A new class of Martian tremors reveals daily meteorite impacts

An international team of researchers, jointly led by ETH Zurich and Imperial College London, has derived the first estimate of global meteorite impacts on Mars using seismic data. Their findings suggest that 280 to 360 meteorites hit the planet each year, creating impact craters larger than 8 meters (about 26 feet) in diameter.

Geraldine Zenhaeusern, co-leader of the study, noted: “This rate was about five times higher than the number estimated from orbital images alone. Consistent with orbital images, our findings show that seismology is an excellent tool for measuring impact rates.”

Seismic “chirps” signal a new class of earthquakes

Using data from a seismometer deployed during NASA’s InSight mission to Mars, researchers found that 6 seismic events recorded in close proximity to the station were previously identified as meteor impacts—a process made possible by recording a specific acoustic atmospheric signal generated when meteorites enter the Martian atmosphere.

Now Zenhäusern of ETH Zurich, co-leader Natalia Wójcicka of Imperial College London and a research team have found that these 6 seismic events belong to a much larger group of marsquakes, so-called very high frequency (VF) events. The source process of these shocks occurs much faster than a tectonic marsquake of similar size. Where a normal magnitude 3 earthquake on Mars lasts a few seconds, an event created by an impact of the same magnitude lasts only 0.2 seconds or less, due to the hypervelocity of the impact. By analyzing marsquake spectra, the team identified another 80 marsquakes that are now believed to be caused by meteoroids.

Their research quest began in December 2021, a year before dust build-up on the solar panels ended the InSight mission, when a large, distant earthquake recorded by the seismometer triggered a broadband seismic signal across the planet. Remote sensing linked the earthquake to a 150-meter-wide crater. For confirmation, the InSight team teamed up with the Mars Reconnaissance Orbiter (MRO) Context Camera (CTX) to search for additional fresh craters that would match the timing and location of the seismic events detected by InSight.

The teams detective work paid off and they were lucky to find a second fresh crater over 100 meters (320 ft) in diameter. However, smaller craters, formed when basketball-sized meteoroids hit the planet and should be much more common, have remained elusive. Now the number of meteorite impacts is newly estimated according to the occurrence of these special high-frequency shocks.

First meteorite impact velocity from seismic data

About 17,000 meteorites fall to Earth each year, but unless they streak across the night sky, they are rarely noticed. Most meteors break up when they enter Earth’s atmosphere, but on Mars, the atmosphere is 100 times thinner, so its surface is subject to larger and more frequent meteorite impacts.
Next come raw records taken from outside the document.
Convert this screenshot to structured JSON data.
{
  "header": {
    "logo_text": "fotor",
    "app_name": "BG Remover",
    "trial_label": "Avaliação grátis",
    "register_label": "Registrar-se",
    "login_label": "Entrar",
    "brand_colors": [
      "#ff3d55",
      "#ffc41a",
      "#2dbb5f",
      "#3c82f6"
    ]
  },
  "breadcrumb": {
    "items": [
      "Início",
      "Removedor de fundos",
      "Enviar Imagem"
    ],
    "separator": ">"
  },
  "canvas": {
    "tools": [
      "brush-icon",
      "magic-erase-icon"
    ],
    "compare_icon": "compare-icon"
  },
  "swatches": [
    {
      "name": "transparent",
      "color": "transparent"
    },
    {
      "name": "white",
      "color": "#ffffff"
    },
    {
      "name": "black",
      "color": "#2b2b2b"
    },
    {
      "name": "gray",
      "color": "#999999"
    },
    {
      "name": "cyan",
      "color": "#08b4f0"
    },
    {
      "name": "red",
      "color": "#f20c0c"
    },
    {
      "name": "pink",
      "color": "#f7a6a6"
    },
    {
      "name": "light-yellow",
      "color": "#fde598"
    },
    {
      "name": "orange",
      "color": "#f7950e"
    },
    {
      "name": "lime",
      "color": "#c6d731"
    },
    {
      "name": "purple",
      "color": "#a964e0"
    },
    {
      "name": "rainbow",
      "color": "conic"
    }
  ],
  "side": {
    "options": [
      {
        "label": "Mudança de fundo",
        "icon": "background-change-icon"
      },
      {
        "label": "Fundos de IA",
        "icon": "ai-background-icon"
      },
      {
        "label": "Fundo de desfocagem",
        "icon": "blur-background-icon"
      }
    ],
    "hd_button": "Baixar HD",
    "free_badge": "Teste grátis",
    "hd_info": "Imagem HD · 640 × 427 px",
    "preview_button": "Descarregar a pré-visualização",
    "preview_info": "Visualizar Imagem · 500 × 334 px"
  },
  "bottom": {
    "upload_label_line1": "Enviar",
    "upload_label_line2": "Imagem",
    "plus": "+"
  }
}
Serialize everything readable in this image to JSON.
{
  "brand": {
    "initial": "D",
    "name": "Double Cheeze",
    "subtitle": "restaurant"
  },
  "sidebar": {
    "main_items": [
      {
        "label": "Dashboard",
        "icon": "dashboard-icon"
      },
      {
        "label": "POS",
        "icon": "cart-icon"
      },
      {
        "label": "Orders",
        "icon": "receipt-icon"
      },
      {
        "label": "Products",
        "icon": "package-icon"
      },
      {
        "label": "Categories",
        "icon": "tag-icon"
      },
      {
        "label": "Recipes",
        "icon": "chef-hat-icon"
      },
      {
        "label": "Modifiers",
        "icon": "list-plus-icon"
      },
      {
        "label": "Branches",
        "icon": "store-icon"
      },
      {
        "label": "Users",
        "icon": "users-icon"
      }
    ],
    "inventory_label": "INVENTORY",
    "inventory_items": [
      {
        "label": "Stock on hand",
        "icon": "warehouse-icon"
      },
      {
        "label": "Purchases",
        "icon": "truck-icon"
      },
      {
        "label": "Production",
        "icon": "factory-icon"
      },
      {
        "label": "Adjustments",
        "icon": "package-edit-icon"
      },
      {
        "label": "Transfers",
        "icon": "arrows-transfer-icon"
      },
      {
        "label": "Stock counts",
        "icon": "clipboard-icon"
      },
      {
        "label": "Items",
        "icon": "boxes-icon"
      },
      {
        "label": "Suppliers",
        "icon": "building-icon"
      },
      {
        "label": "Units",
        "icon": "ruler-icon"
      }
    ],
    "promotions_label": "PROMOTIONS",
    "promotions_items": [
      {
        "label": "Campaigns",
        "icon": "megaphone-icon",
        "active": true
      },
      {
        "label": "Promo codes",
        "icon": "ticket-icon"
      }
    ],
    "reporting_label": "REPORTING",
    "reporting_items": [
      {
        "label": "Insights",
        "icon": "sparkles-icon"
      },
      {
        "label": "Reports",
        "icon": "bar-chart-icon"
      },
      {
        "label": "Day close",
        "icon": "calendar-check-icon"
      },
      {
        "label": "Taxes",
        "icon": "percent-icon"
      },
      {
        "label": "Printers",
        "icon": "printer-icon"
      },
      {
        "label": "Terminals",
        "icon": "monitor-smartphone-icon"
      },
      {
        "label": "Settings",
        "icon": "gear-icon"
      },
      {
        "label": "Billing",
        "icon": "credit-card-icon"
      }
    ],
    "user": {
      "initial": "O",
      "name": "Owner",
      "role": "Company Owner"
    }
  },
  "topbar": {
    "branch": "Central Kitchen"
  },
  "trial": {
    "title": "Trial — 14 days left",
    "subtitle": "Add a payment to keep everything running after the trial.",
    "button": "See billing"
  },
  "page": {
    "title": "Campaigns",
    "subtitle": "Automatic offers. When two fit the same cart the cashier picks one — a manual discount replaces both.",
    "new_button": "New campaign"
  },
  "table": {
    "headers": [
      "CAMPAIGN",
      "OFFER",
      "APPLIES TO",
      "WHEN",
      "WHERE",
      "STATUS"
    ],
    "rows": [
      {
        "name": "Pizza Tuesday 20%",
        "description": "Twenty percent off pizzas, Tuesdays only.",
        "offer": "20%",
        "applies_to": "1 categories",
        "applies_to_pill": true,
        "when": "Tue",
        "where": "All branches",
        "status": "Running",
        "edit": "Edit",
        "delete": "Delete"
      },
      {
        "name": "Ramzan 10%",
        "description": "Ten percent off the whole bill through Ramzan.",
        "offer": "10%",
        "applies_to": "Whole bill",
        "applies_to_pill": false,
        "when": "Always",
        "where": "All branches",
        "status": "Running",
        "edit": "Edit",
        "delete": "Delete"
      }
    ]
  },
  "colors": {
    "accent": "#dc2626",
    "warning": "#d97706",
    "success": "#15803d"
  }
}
Until now, planetary scientists have relied on images and orbital models derived from well-preserved meteorite impacts on the Moon, but extrapolating these estimates to Mars has proven challenging. Scientists had to account for Mars’ stronger gravity and its proximity to the asteroid belt, both of which mean more meteorites hit the red planet. On the other hand, regular sandstorms result in craters that are much less well-preserved than those on the Moon, and therefore not as easily detected by orbital imagery. When a meteorite hits a planet, seismic impact waves travel through the crust and mantle and can be picked up by seismometers.

Wójcicka explains: “We estimated crater diameters from the size of all VF-marsquakes and their distances, then used that to calculate how many craters formed around the InSight lander over the course of a year. We then extrapolated this data to estimate the number of impacts that occurs annually over the entire surface of Mars.”

Zenhäusern adds, “While the new craters are best seen on flat, dusty terrain where they really stand out, this type of terrain covers less than half of the Martian surface. However, the sensitive InSight seismometer could hear every single impact within range of the lander.”

A look into the age of Mars and future missions

Like the lines and wrinkles on our face, the size and density of meteorite impact craters reveal clues about the age of different regions of the planetary body. The fewer craters, the younger the region of the planet. For example, Venus has almost no visible craters because its surface is constantly reworked by volcanism, while Mercury and the Moon, with their ancient surfaces, are heavily cratered. Mars falls between these examples, with some old and young regions that can be distinguished by the number of craters.

The new data shows that an 8-meter (26-foot) crater occurs somewhere on the surface of Mars almost every day, and a 30-meter (98-foot) crater occurs about once a month. Since hypervelocity impacts produce blast zones that are easily 100 times larger in diameter than the crater, knowing the exact number of impacts is important for the safety of robotics as well as future human missions to the Red Planet.

“This is the first work of its kind to use seismological data to determine how often meteorites hit the Martian surface – which was the goal of the first stage of the Mars InSight Mission,” says Domenico Giardini, professor of seismology and geodynamics at ETH Zurich. co-principal investigator for NASA’s Mars InSight mission. “Such data influences the planning of future missions to Mars.”

According to Zenhäusern and Wójcic, next steps in advancing this research include the use of machine learning technologies to help researchers identify additional craters in satellite images and identify seismic events in the data.